SERPENT’S REACH BY C.J. Cherryh

“It’s treason,” the older Ny said.

“We created you; is that a reason to die with us? Outsiders have left the Reach, for a time long in your terms. The old woman who rules on Cerdin will fall soon, if not already; that they’ve come for me openly says something of that; and there’ll be chaos after. Save what you can. Depend on no one.”

“You stay, then,” said Berden. “You stay with us, sera.”

She looked at the beta in affront, and the gentleness in that woman’s face and voice minded her of old Lia; it hurt. “Tapes,” she said. “Come on, Merry. Load the truck.” She glanced again at the Ny-Berdens. “I’m sorry about taking from you; all I can give you in return is advice. You’ve the lifetime of these azi to prepare yourselves for years without them, for a time when there’ll only be your children to farm the land. And never—never meddle with the hives.”

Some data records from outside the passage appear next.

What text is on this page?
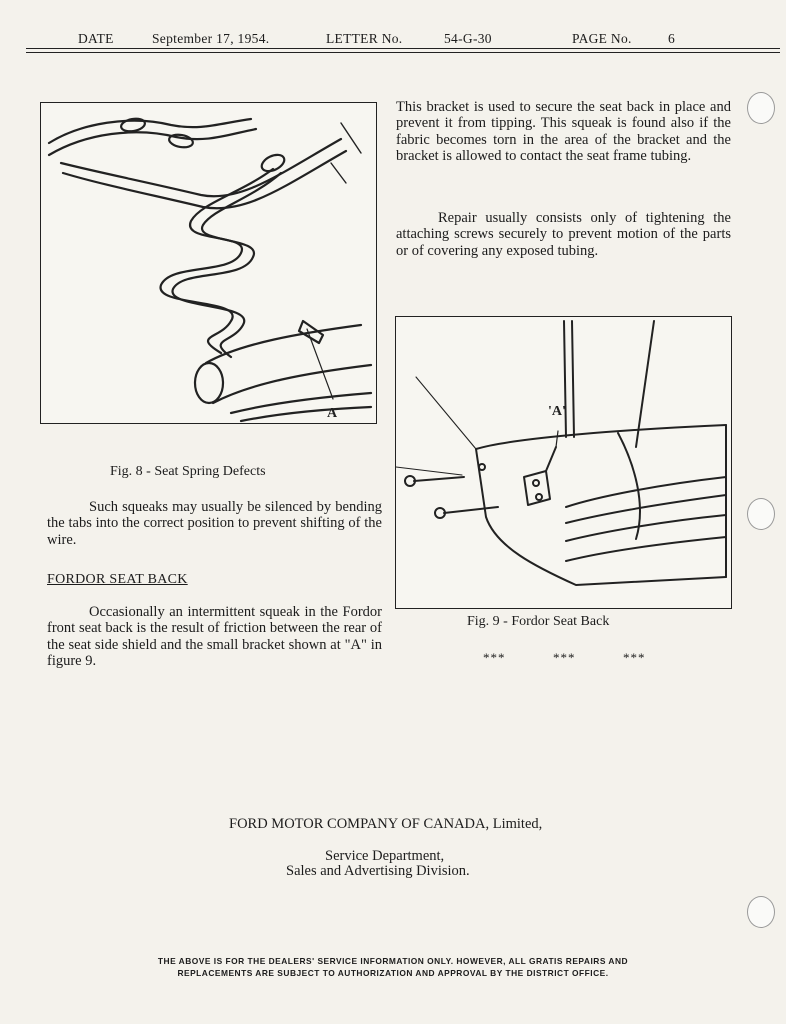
DATE	September 17, 1954.	LETTER No.	54-G-30	PAGE No.	6
A
Fig. 8 - Seat Spring Defects

Such squeaks may usually be silenced by bending the tabs into the correct position to prevent shifting of the wire.

FORDOR SEAT BACK

Occasionally an intermittent squeak in the Fordor front seat back is the result of friction between the rear of the seat side shield and the small bracket shown at "A" in figure 9.

This bracket is used to secure the seat back in place and prevent it from tipping. This squeak is found also if the fabric becomes torn in the area of the bracket and the bracket is allowed to contact the seat frame tubing.

Repair usually consists only of tightening the attaching screws securely to prevent motion of the parts or of covering any exposed tubing.

'A'
Fig. 9 - Fordor Seat Back
***	***	***
FORD MOTOR COMPANY OF CANADA, Limited,
Service Department,
Sales and Advertising Division.
THE ABOVE IS FOR THE DEALERS' SERVICE INFORMATION ONLY. HOWEVER, ALL GRATIS REPAIRS AND
REPLACEMENTS ARE SUBJECT TO AUTHORIZATION AND APPROVAL BY THE DISTRICT OFFICE.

The azi gathered themselves, packed up food and water, headed for the waiting truck. Raen turned her back on the betas, pulled on the sunsuit, took up her rifle again, went out down the steps. Warrior hovered there, clicking with anxiety.

Merry was tying on containers of extra fuel, a can and a half. “All we have?” she asked; Merry shrugged. “All, sera. I drained it.”

Already the azi were boarding, all who could come and many who should not, insisting they were guard-azi and not farmers.

For them she felt most grief, for men who could imagine nothing more than to come with her. Even some of the farm azi rose and started forward, as if they thought that they were supposed to come, but she ordered them back, and they did not.

Then Merry climbed aboard, waiting on her. She saw two more waiting . . . long-faced, and the back of the truck was jammed; she motioned them into the cab, two more that they could manage, for in the back, men sat three deep, rifles leaned where they could; or stood, leaning on the frame. Heat went up from the ground and the truck in waves.

She squeezed herself in with Merry and the two others, pulled the door shut: no air-conditioning . . . they needed the fuel. There was a last scurrying and scrabbling atop the truck. Warrior was minded to ride for a space, boarded even as Merry put the vehicle in motion and it laboured out, swaying and groaning, toward the dirt road.

“Left,” Raen said when they reached the branching, directing them toward the River, and abandoned depots and the City.

She had the map, on her knee, and the hope that the vehicle would hold together long enough. She looked at Merry, past the two azi who shared the cab with them. Merry’s face was solid and- stolid as ever, no sign of dread for what they faced.

How could there be, she wondered, for the likes of them, who knew their own limits, that they were designed and bred for what they did, and did it well?

They had not even the luxury of doubt.

We are outmoded, they and I, she thought, closing her hands about the smooth stock of the rifle. Appropriate, that we go together.

BOOK NINE

i

There was a presence at the door, beyond the sealed steel. Moth did not let it hasten her, carefully poured wine into the crystal with a steady left hand. The right hung useless. It throbbed, and the fingers were too swollen to bend. She did not look at it. The bandages sufficed; the robes covered it; and she deliberately forced herself to move about, ignoring it.

Something hissed at the door. She caught a flicker from the consoles about the room, a sudden shriek of alarm after. She set the wine down quickly and keyed broadcast to the hall outside.

“Stop it,” she snapped. “If you want these systems intact, don’t try it.”

“She’s alive,” she heard in the background.

“Eldest,” an old voice overrode it, a familiar voice. She tried through the haze of pain to place it. Thon. That was Nel Thon. “Eldest, only your friends are here. Open the doors. Please open the doors.”